Nearly 25 years after opening its first store in Dallas, Texas on the 26th of October 1985, Blockbuster Inc. yesterday filed for Chapter 11 bankruptcy in a New York court, having experienced a severe drop in revenue in recent times due to increased competition from online DVD rental services such as Netflix and self-service DVD vending kiosks like Redbox.
The largest movie rental company in the world, Blockbuster dominated the DVD-renting physical store landscape in the USA, but over the years failed to adjust its business model quickly enough to embrace mail order and online distribution methods which became increasingly popular among the DVD rental crowd.
By the time Blockbuster launched its own DVD rental subscription service in 2004, pioneering rival Netflix already had a 5-year head start.

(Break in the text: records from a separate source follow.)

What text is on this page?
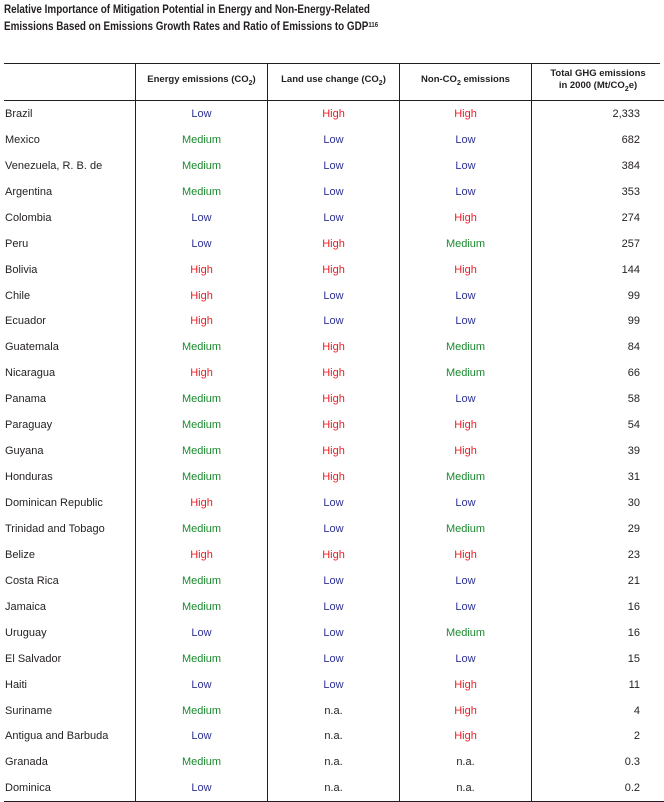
Relative Importance of Mitigation Potential in Energy and Non-Energy-Related
Emissions Based on Emissions Growth Rates and Ratio of Emissions to GDP$^{116}$
	Energy emissions $(CO_2)$	Land use change $(CO_2)$	Non-$CO_2$ emissions	Total GHG emissions
in 2000 $(Mt/CO_2e)$

Brazil	Low	High	High	2,333
Mexico	Medium	Low	Low	682
Venezuela, R. B. de	Medium	Low	Low	384
Argentina	Medium	Low	Low	353
Colombia	Low	Low	High	274
Peru	Low	High	Medium	257
Bolivia	High	High	High	144
Chile	High	Low	Low	99
Ecuador	High	Low	Low	99
Guatemala	Medium	High	Medium	84
Nicaragua	High	High	Medium	66
Panama	Medium	High	Low	58
Paraguay	Medium	High	High	54
Guyana	Medium	High	High	39
Honduras	Medium	High	Medium	31
Dominican Republic	High	Low	Low	30
Trinidad and Tobago	Medium	Low	Medium	29
Belize	High	High	High	23
Costa Rica	Medium	Low	Low	21
Jamaica	Medium	Low	Low	16
Uruguay	Low	Low	Medium	16
El Salvador	Medium	Low	Low	15
Haiti	Low	Low	High	11
Suriname	Medium	n.a.	High	4
Antigua and Barbuda	Low	n.a.	High	2
Granada	Medium	n.a.	n.a.	0.3
Dominica	Low	n.a.	n.a.	0.2
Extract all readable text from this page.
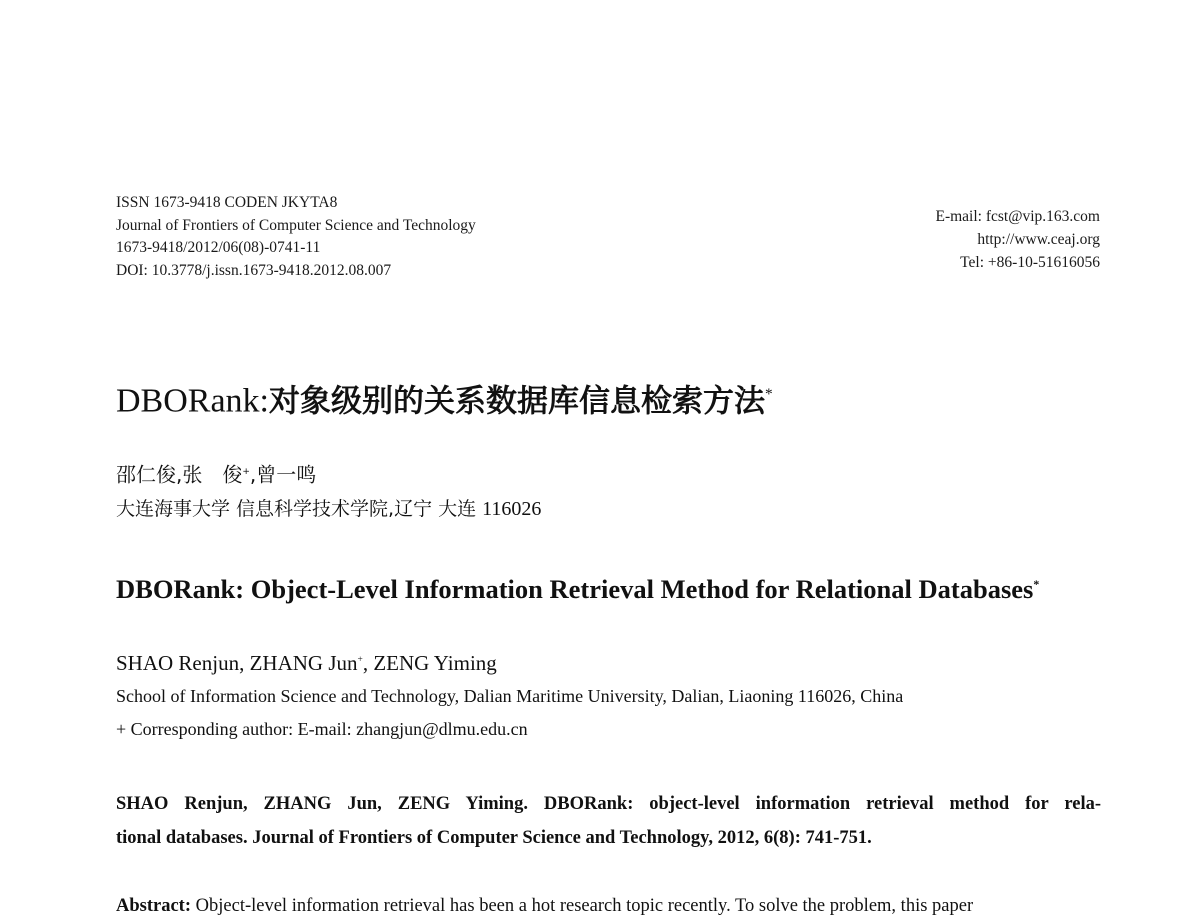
ISSN 1673-9418 CODEN JKYTA8
Journal of Frontiers of Computer Science and Technology
1673-9418/2012/06(08)-0741-11
DOI: 10.3778/j.issn.1673-9418.2012.08.007
E-mail: fcst@vip.163.com
http://www.ceaj.org
Tel: +86-10-51616056
DBORank:对象级别的关系数据库信息检索方法*
邵仁俊,张　俊+,曾一鸣
大连海事大学 信息科学技术学院,辽宁 大连 116026
DBORank: Object-Level Information Retrieval Method for Relational Databases*
SHAO Renjun, ZHANG Jun+, ZENG Yiming
School of Information Science and Technology, Dalian Maritime University, Dalian, Liaoning 116026, China
+ Corresponding author: E-mail: zhangjun@dlmu.edu.cn
SHAO Renjun, ZHANG Jun, ZENG Yiming. DBORank: object-level information retrieval method for rela-
tional databases. Journal of Frontiers of Computer Science and Technology, 2012, 6(8): 741-751.
Abstract: Object-level information retrieval has been a hot research topic recently. To solve the problem, this paper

Blockbuster was also 5 years late to the self-service DVD vending scene, installing its first Blockbuster Express Kiosk only in 2009 when market leader Redbox had been operating since 2004.

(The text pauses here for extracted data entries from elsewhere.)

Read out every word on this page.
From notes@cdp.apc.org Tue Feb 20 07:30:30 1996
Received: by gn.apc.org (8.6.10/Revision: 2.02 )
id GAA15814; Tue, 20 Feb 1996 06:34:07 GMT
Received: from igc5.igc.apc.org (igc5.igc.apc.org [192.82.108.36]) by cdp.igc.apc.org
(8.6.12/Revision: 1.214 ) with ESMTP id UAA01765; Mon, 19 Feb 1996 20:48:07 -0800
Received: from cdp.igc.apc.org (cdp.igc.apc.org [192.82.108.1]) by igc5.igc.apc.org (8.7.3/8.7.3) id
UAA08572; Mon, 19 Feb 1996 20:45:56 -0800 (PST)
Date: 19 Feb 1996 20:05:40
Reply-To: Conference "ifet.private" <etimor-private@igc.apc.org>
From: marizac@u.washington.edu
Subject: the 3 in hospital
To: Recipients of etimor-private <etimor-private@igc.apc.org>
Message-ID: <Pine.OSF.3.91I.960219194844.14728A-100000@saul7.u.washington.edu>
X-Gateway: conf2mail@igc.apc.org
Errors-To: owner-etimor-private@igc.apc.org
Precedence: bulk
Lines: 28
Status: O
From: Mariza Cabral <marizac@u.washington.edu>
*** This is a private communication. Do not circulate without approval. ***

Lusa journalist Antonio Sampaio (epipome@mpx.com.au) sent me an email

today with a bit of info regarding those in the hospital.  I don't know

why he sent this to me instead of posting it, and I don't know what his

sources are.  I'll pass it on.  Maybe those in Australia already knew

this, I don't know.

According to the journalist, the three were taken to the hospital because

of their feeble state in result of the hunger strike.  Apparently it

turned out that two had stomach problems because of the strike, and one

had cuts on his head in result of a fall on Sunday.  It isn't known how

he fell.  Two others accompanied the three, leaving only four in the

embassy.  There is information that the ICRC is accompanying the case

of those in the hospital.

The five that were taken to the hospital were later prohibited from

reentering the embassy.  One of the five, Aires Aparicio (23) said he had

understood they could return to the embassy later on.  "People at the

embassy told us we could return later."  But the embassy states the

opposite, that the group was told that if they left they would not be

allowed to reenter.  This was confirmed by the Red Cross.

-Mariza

And with the growing prevalence of faster broadband speed and internet-connected TVs, more and more consumers will be tempted to try out digital movie download and streaming, which will sure bring into further question the relevance of physical storefronts.
Declaring debts of $1.46 billion compared to assets of $1.02 billion in the Chapter 11 petition filed in New York United States Bankruptcy Court, Blockbuster announced that it has secured a $125 million loan to cover its existing day-to-day operation during the debt restructuring process. Blockbuster’s Chief Executive Officer (CEO) Jim Keyes remained optimistic about the future of the company, claiming that it still commands a well-known brand name, and offers more distribution channels (physical stores, vending kiosks, mail delivery and online) than competitors.
Blockbuster stores in the United Kingdom will continue to operate as normal, and remain unaffected by this bankruptcy filing, as they are separate entities from the US business.